The quest by landlords for increased profitability within their portfolios is not going away; in fact as a series of regulatory and political measures have hit the ability of those properties to make a profit, it’s not surprising that professional landlords in particular are seeking more bang for their buck.
That has led to far greater interest in HMOs but also multi-unit blocks (MUBs) which have the potential to deliver greater profit if, of course, the landlord can square off the property with tenant demand, and hit the sweet spot in the local area.
For us, MUB criteria needs to work for both the borrower and us as a lender. This is why we define them as freehold properties with up to 10 self-contained units. We don’t stress a minimum size for each individual unit but of course they must be habitable, and studio flats and multiple houses are acceptable.
From our perspective as a specialist lender tailoring our proposition to the more professional/portfolio landlord demographic, we also have a specific product range covering both MUBs and HMOs.

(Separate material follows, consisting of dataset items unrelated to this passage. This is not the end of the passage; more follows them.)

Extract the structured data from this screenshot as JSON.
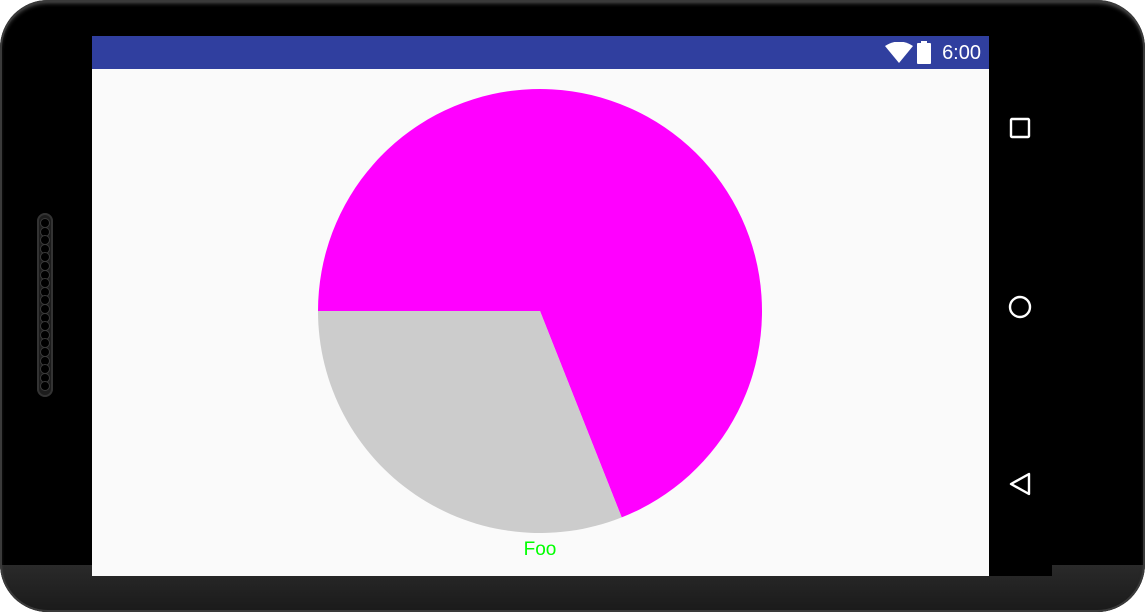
{
  "status_bar": {
    "time": "6:00",
    "background": "#303f9f",
    "icons": [
      "wifi-icon",
      "battery-icon"
    ]
  },
  "nav_bar": {
    "buttons": [
      "recent-apps-icon",
      "home-icon",
      "back-icon"
    ]
  },
  "chart_data": {
    "type": "pie",
    "start_angle_deg": 180,
    "direction": "clockwise",
    "slices": [
      {
        "value": 0.69,
        "color": "#ff00ff"
      },
      {
        "value": 0.31,
        "color": "#cccccc"
      }
    ],
    "label": {
      "text": "Foo",
      "color": "#00ff00"
    }
  }
}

The products are offered at both 65% and 75% LTV with fixed-rates priced between 3.59-4.09% with a rental calculation currently of 125% at 5.9%, and also a lifetime tracker option at 3.90% (LIBOR plus 3.3%) with a rental calculation of 125% at 5%.
Our aim is to work with advisers representing both experienced MUB landlords, and those new to the sector, to ensure the client is getting the most out of their asset and to help them deliver the profitability they need on each and every unit.